The obstacles facing Southern African-American women are especially severe. In 1999, the five worst states for African-American women's earnings were in the South. Southern black children are two times more likely than white kids to be poor. Despite this, the region has the lowest welfare benefits and some of the harshest sanctions in the country. Rascaun Ellis, an African-American woman from Mississippi, said this leaves many in her town, particularly young girls, feeling hopeless. She recalled that one of the brightest girls in her high school dropped out after getting pregnant. "She just accepted what she saw as her fate." Participants from Louisiana, where nearly 20 percent of women live in poverty, to Kentucky, where more than half of households headed by women have incomes below $15,000 a year, spoke of how poverty affected their everyday lives, from the roaches in their grocery store to the poorly funded city schools to the fact that it took one attendee's sister a year to recover from a minor injury because most doctors in her town of 17,000 were incompetent.
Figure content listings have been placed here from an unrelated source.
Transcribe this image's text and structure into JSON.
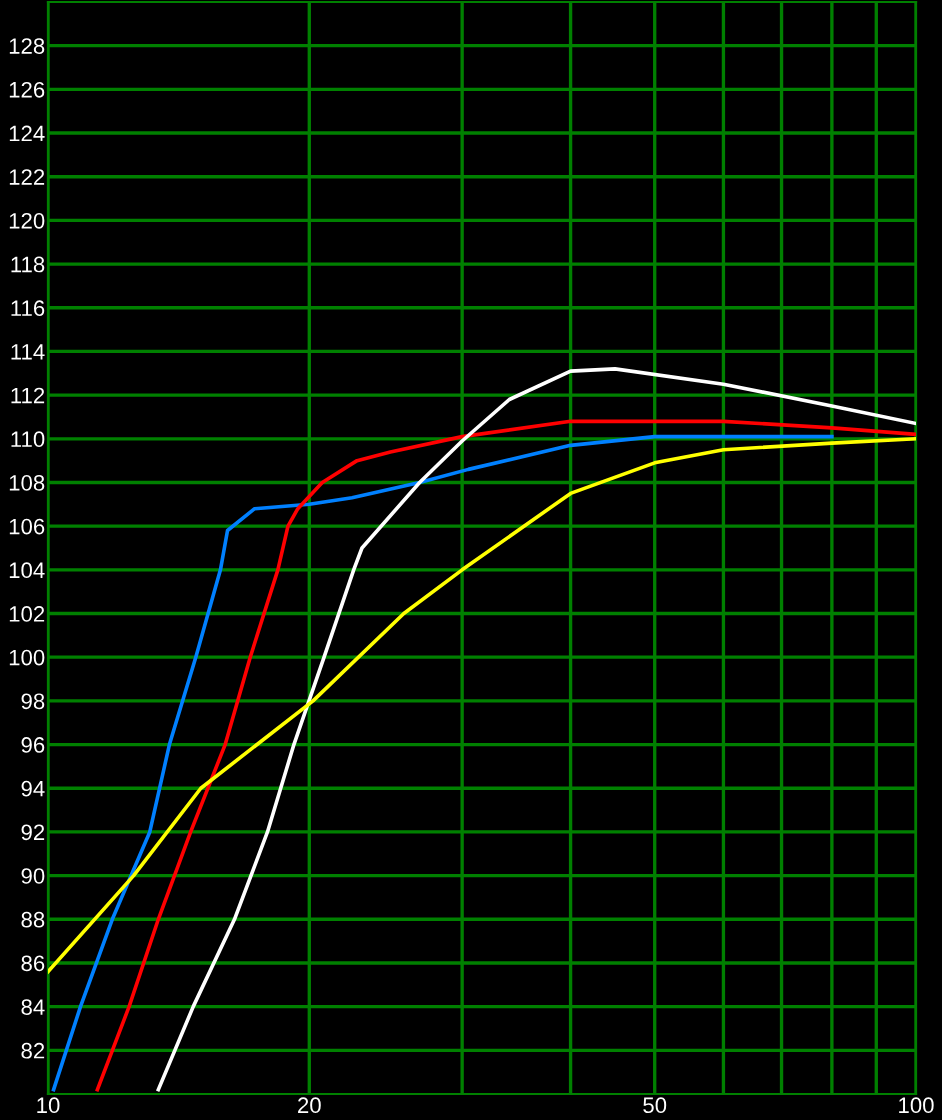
{
  "chart_data": {
    "type": "line",
    "log": "x",
    "grid": true,
    "xlim": [
      10,
      100
    ],
    "ylim": [
      80,
      130
    ],
    "xticks": [
      10,
      20,
      {
        "value": 30,
        "label": null
      },
      {
        "value": 40,
        "label": null
      },
      50,
      {
        "value": 60,
        "label": null
      },
      {
        "value": 70,
        "label": null
      },
      {
        "value": 80,
        "label": null
      },
      {
        "value": 90,
        "label": null
      },
      100
    ],
    "yticks": [
      82,
      84,
      86,
      88,
      90,
      92,
      94,
      96,
      98,
      100,
      102,
      104,
      106,
      108,
      110,
      112,
      114,
      116,
      118,
      120,
      122,
      124,
      126,
      128
    ],
    "series": [
      {
        "color": "#0080ff",
        "x": [
          10.15,
          10.9,
          11.86,
          13.1,
          13.8,
          14.8,
          15.8,
          16.1,
          17.3,
          20,
          22.4,
          26.8,
          30.5,
          40,
          50,
          80
        ],
        "values": [
          80.2,
          84,
          88,
          92,
          96,
          100,
          104,
          105.8,
          106.8,
          107,
          107.3,
          108,
          108.6,
          109.7,
          110.1,
          110.1
        ]
      },
      {
        "color": "#ff0000",
        "x": [
          11.4,
          12.4,
          13.4,
          14.6,
          16.0,
          17.1,
          18.4,
          18.9,
          19.4,
          20.7,
          22.7,
          24.8,
          30,
          40,
          50,
          60,
          80,
          100
        ],
        "values": [
          80.2,
          84,
          88,
          92,
          96,
          100,
          104,
          106,
          106.8,
          108,
          109,
          109.4,
          110.1,
          110.8,
          110.8,
          110.8,
          110.5,
          110.2
        ]
      },
      {
        "color": "#ffffff",
        "x": [
          13.4,
          14.7,
          16.4,
          17.9,
          19.2,
          20.8,
          22.5,
          23.0,
          26.8,
          30,
          34,
          40,
          45,
          60,
          80,
          100
        ],
        "values": [
          80.2,
          84,
          88,
          92,
          96,
          100,
          104,
          105,
          108,
          109.9,
          111.8,
          113.1,
          113.2,
          112.5,
          111.5,
          110.7
        ]
      },
      {
        "color": "#ffff00",
        "x": [
          10,
          12.55,
          15.0,
          20.2,
          25.7,
          30,
          40,
          50,
          60,
          80,
          100
        ],
        "values": [
          85.6,
          90,
          94,
          98,
          102,
          104,
          107.5,
          108.9,
          109.5,
          109.8,
          110.0
        ]
      }
    ]
  }
}
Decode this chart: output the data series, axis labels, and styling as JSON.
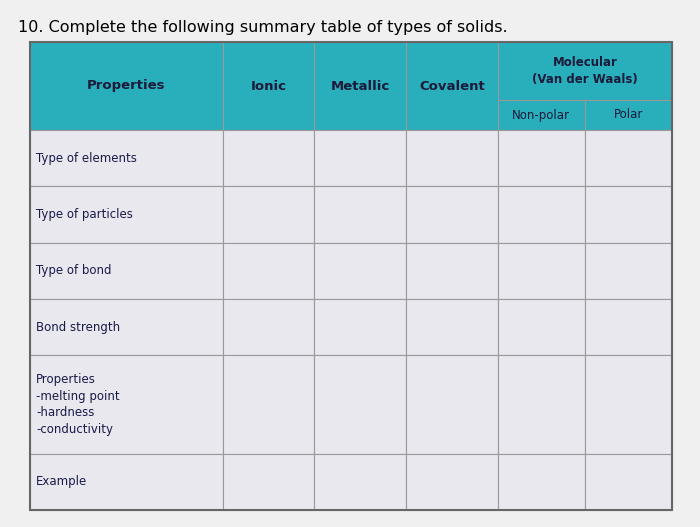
{
  "title": "10. Complete the following summary table of types of solids.",
  "title_fontsize": 11.5,
  "title_color": "#000000",
  "header_bg_color": "#29AEBB",
  "header_text_color": "#1a1a3a",
  "cell_bg_color": "#E8E8EE",
  "cell_col0_bg": "#E8E8EE",
  "border_color": "#999999",
  "row_label_color": "#1a1a4a",
  "col_headers": [
    "Properties",
    "Ionic",
    "Metallic",
    "Covalent"
  ],
  "mol_header": "Molecular\n(Van der Waals)",
  "subheader_a": "Non-polar",
  "subheader_b": "Polar",
  "row_labels": [
    "Type of elements",
    "Type of particles",
    "Type of bond",
    "Bond strength",
    "Properties\n-melting point\n-hardness\n-conductivity",
    "Example"
  ],
  "row_h_props": [
    1.0,
    1.0,
    1.0,
    1.0,
    1.75,
    1.0
  ],
  "col_w_props": [
    2.1,
    1.0,
    1.0,
    1.0,
    0.95,
    0.95
  ],
  "fig_width": 7.0,
  "fig_height": 5.27,
  "dpi": 100
}
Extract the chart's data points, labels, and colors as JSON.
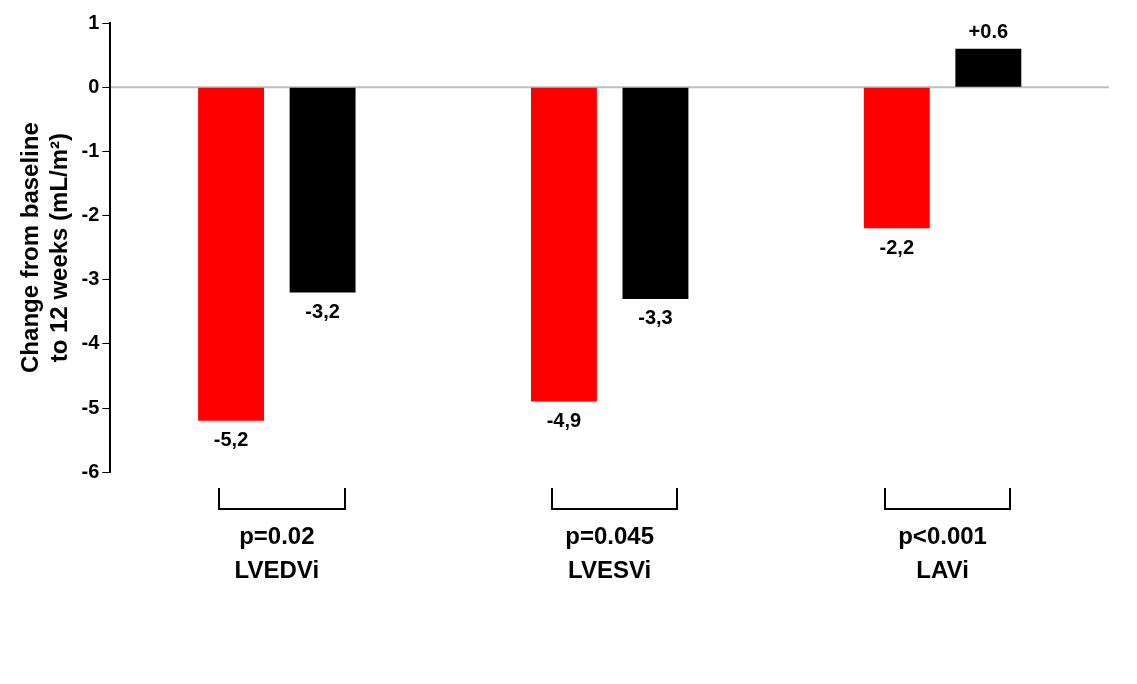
{
  "chart_data": {
    "type": "bar",
    "ylabel": "Change from baseline to 12 weeks (mL/m²)",
    "categories": [
      "LVEDVi",
      "LVESVi",
      "LAVi"
    ],
    "series": [
      {
        "color": "#ff0000",
        "values": [
          -5.2,
          -4.9,
          -2.2
        ],
        "value_labels": [
          "-5,2",
          "-4,9",
          "-2,2"
        ]
      },
      {
        "color": "#000000",
        "values": [
          -3.2,
          -3.3,
          0.6
        ],
        "value_labels": [
          "-3,2",
          "-3,3",
          "+0.6"
        ]
      }
    ],
    "ylim": [
      -6,
      1
    ],
    "yticks": [
      -6,
      -5,
      -4,
      -3,
      -2,
      -1,
      0,
      1
    ],
    "legend": false,
    "annotations": [
      "p=0.02",
      "p=0.045",
      "p<0.001"
    ]
  }
}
There's also the issue of political representation--or lack thereof. Alabama, Kentucky, Mississippi, South Carolina and Oklahoma have the fewest female state legislators in the country. Alabama, Mississippi, Kentucky, South Carolina, Tennessee and Virginia have never elected a female US senator. And most Southern women who do get elected are Republicans. In a report on the transformation of the Southern Democratic Party, in the November 2004 Journal of Politics, historian Merle Black notes that "seventy percent of all southern Democratic statewide officeholders in 2003 were white men, even though they comprised only 21 percent of the party in the electorate. White women and African Americans, men and women, continued to be greatly underrepresented among Democrats elected to statewide offices in comparison to their contributions to the grassroots southern Democratic Party."
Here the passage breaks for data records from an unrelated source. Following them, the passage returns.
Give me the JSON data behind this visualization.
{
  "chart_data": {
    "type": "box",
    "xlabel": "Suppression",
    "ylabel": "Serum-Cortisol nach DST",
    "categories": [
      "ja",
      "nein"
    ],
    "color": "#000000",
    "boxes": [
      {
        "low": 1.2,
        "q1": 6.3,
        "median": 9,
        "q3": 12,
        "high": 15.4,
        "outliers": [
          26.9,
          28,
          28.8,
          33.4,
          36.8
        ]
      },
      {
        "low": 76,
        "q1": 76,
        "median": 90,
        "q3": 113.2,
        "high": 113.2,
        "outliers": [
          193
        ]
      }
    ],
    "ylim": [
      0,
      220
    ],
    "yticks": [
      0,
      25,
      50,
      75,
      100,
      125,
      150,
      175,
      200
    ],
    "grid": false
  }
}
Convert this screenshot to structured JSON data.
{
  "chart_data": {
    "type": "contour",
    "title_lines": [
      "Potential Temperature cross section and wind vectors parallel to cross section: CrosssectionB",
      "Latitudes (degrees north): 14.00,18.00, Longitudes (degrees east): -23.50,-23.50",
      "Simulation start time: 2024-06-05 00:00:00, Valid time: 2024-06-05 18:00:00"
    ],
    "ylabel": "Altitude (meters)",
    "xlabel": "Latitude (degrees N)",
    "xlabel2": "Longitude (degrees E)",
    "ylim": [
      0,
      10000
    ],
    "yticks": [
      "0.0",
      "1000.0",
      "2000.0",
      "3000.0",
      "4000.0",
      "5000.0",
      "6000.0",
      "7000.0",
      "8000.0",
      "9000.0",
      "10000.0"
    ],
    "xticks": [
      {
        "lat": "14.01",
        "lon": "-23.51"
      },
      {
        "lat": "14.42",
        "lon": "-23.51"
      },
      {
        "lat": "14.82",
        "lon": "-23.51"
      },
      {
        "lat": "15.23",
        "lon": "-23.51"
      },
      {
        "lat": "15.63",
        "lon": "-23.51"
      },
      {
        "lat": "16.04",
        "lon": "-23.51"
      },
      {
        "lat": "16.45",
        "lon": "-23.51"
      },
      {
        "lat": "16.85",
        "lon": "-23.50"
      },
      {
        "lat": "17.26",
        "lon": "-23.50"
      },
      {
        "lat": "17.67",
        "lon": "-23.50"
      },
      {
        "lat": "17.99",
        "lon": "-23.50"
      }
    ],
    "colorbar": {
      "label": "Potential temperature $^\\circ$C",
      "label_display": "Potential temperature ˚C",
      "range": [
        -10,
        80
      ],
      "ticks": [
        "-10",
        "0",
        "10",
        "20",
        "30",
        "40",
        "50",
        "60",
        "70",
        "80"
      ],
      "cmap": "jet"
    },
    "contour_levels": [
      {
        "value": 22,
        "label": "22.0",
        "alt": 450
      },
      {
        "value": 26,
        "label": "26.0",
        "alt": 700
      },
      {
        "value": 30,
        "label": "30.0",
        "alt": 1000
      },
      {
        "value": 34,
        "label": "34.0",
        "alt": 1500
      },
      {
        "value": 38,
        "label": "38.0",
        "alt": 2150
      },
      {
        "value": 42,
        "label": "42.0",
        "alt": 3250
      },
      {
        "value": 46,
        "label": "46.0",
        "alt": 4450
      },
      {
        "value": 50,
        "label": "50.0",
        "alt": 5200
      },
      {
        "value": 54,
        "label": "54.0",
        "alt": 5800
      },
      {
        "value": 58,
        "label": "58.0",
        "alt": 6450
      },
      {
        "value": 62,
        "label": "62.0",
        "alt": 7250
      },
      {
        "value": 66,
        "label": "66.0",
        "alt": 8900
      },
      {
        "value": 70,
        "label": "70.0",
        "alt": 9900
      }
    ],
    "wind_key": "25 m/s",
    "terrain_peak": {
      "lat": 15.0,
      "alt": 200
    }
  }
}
Not all participants at the conference, however, rejected their position at the bottom of the political totem pole. Southerners, after all, have always seemed the most energized by local politics. During the three-day conference, I was bombarded with acronyms only a local (and a very particular one at that) would know: the MCIL, or Memphis Center for Independent Living; MAGY, the Memphis Area Gay Youth Center; the Defense Depot Memphis Tennessee Concerned Citizens' Committee (or DDMTCCC!), a local environmental group. While most were involved in women's issues--holding protests at anti-abortion centers that pose as clinics and volunteering at real ones--I met women who worked on voter registration drives, directed their own arts programs and wrote for small political publications. One organized a center for the rights of the disabled. And then there was the Christian housewife who occasionally left her Republican husband and kids at home so she could join a trio of activists who had undertaken the Sisyphean task of speaking against the Israeli occupation of Palestine. And the group from the University of Alabama, Birmingham, who put on orange vests to volunteer as escorts at an abortion clinic "just down the street from the one that was bombed."
Often, there were more letters in their acronyms than women in their groups. Few had heard of The Nation. I doubt many could identify Gloria Feldt or Kim Gandy. They seemed to have become feminists by accident--through contact with a hippie aunt, a brazen high school teacher or, I heard again and again, the strongest women they knew: their mothers.